Vast te stellen het navolgende mandaat, machtiging en volmacht:

Artikel 1: Mandaat, machtiging en volmacht

  • 1.

    Aan het college van burgemeester en wethouders en de burgemeester van gemeente Diemen (hierna: Mandaatnemer) wordt mandaat verleend tot het namens en onder verantwoordelijkheid van het college van burgemeester en wethouders dan wel de burgemeester van de Gemeente de Ronde Venen nemen van besluiten en het ondertekenen van die besluiten ter uitoefening van de bevoegdheden zoals vermeld in artikel 3 van dit besluit.

  • 2.

    Waar in dit besluit wordt gesproken over mandaat, dient, tenzij anders is bepaald, daaronder tevens te worden begrepen machtiging en volmacht.

  • 3.

    Voor zover van toepassing omvat de bevoegdheid om krachtens mandaat besluiten te nemen tevens de bevoegdheid tot het stellen van voorschriften en beperkingen en het verrichten van voorbereidings- en uitvoeringshandelingen.

Artikel 2: Ondermandaat

  • 1.

    De mandaatnemer is uitsluitend bevoegd intern (binnen de eigen gemeentelijke organisatie) ondermandaat te verlenen. Hierbij is de (interne) mandaatregeling, dan wel zijn de (interne) mandaatbesluiten, dan wel de bestaande bevoegdheidsverdelingen van de mandaatnemer die van kracht waren op 1 januari 2022, onverkort van toepassing. De ondermandaatnemer kan de hem toegekende bevoegdheden niet door mandateren.

  • 2.

    De mandaatnemer is niet bevoegd op andere wijze dan in dit mandaatbesluit voorzien de verkregen bevoegdheid over te dragen.

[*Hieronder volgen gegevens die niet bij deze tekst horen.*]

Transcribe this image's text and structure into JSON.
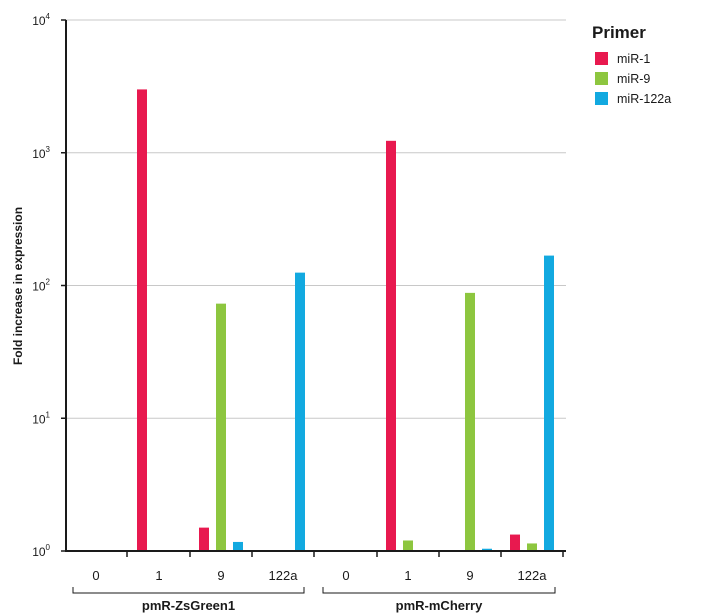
{
  "chart_data": {
    "type": "bar",
    "ylabel": "Fold increase in expression",
    "yscale": "log",
    "ylim": [
      1,
      10000
    ],
    "yticks": [
      {
        "value": 1,
        "base": "10",
        "exp": "0"
      },
      {
        "value": 10,
        "base": "10",
        "exp": "1"
      },
      {
        "value": 100,
        "base": "10",
        "exp": "2"
      },
      {
        "value": 1000,
        "base": "10",
        "exp": "3"
      },
      {
        "value": 10000,
        "base": "10",
        "exp": "4"
      }
    ],
    "grid": true,
    "legend": {
      "title": "Primer",
      "placement": "top-right"
    },
    "groups": [
      {
        "name": "pmR-ZsGreen1",
        "categories": [
          "0",
          "1",
          "9",
          "122a"
        ],
        "series": [
          {
            "name": "miR-1",
            "values": [
              1,
              3000,
              1.5,
              1
            ]
          },
          {
            "name": "miR-9",
            "values": [
              1,
              1,
              73,
              1
            ]
          },
          {
            "name": "miR-122a",
            "values": [
              1,
              1,
              1.17,
              125
            ]
          }
        ]
      },
      {
        "name": "pmR-mCherry",
        "categories": [
          "0",
          "1",
          "9",
          "122a"
        ],
        "series": [
          {
            "name": "miR-1",
            "values": [
              1,
              1230,
              1,
              1.33
            ]
          },
          {
            "name": "miR-9",
            "values": [
              1,
              1.2,
              88,
              1.14
            ]
          },
          {
            "name": "miR-122a",
            "values": [
              1,
              1,
              1.04,
              168
            ]
          }
        ]
      }
    ],
    "colors": {
      "miR-1": "#e8194f",
      "miR-9": "#8dc63f",
      "miR-122a": "#12a9e0"
    }
  }
}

Artikel 3: Reikwijdte mandaat

  • 1.

    Op grond van de Wet wordt de Gemeente per 1 januari 2022 verantwoordelijk voor een aantal jeugdigen, die tot 1 januari 2022 onder de verantwoordelijkheid van de mandaatnemer vielen. De Gemeente zal mandaatnemer uiterlijk 31 december 2021 een overzicht verstrekken welke jeugdigen dit betreft (hierna: Jeugdigen).

  • 2.

    Mandaatnemer is op grond van dit mandaatbesluit bevoegd en gehouden alle benodigde (rechts)handelingen te verrichten teneinde ervoor zorg te dragen dat reeds aangevangen jeugdhulp aan de onder lid 1 van dit artikel gespecificeerde Jeugdigen - bij de jeugdhulpaanbieder waar de jeugdige op dat moment in zorg is- wordt voortgezet. Voornoemde voortzettingsverplichting geldt voor de producten/diensten en onder de tarieven en voorwaarden zoals deze op 1 januari 2022 met jeugdhulpaanbieder zijn overeengekomen voor die jeugdige, gedurende de periode waarvoor mandaatnemer die jeugdhulp had toegekend of ermee had ingestemd, tot ten hoogste een jaar na inwerkingtreding van de Wet, te weten 1 januari 2023.

  • 3.

    Het is de mandaatnemer niet toegestaan om zonder voorafgaande schriftelijke toestemming van de Gemeente wijzigingen door te voeren ten aanzien van de producten/diensten, tarieven danwel voorwaarden waaronder jeugdhulp wordt verleend aan de Jeugdigen.

  • 4.

    Het is mandaatnemer uitdrukkelijk niet toegelaten andere besluiten te nemen dan die waarvoor het mandaat is verleend, c.q. over andere jeugdigen te beslissen dan over die Jeugdigen waarvoor een veranderde situatie optreedt als gevolg van het wijzigen van de Wet.

  • 5.

    De Gemeente is gehouden de kosten voor de in lid 1 en 2 van dit artikel gespecificeerde jeugdhulp te vergoeden aan de mandaatnemer.

  • 6.

    Facturen van de gemeente Diemen die voldoen aan de voorgaande criteria wordt gemaild naar crediteuren@derondevenen.nl o.v.v. 567201 kosten jeugdzorg.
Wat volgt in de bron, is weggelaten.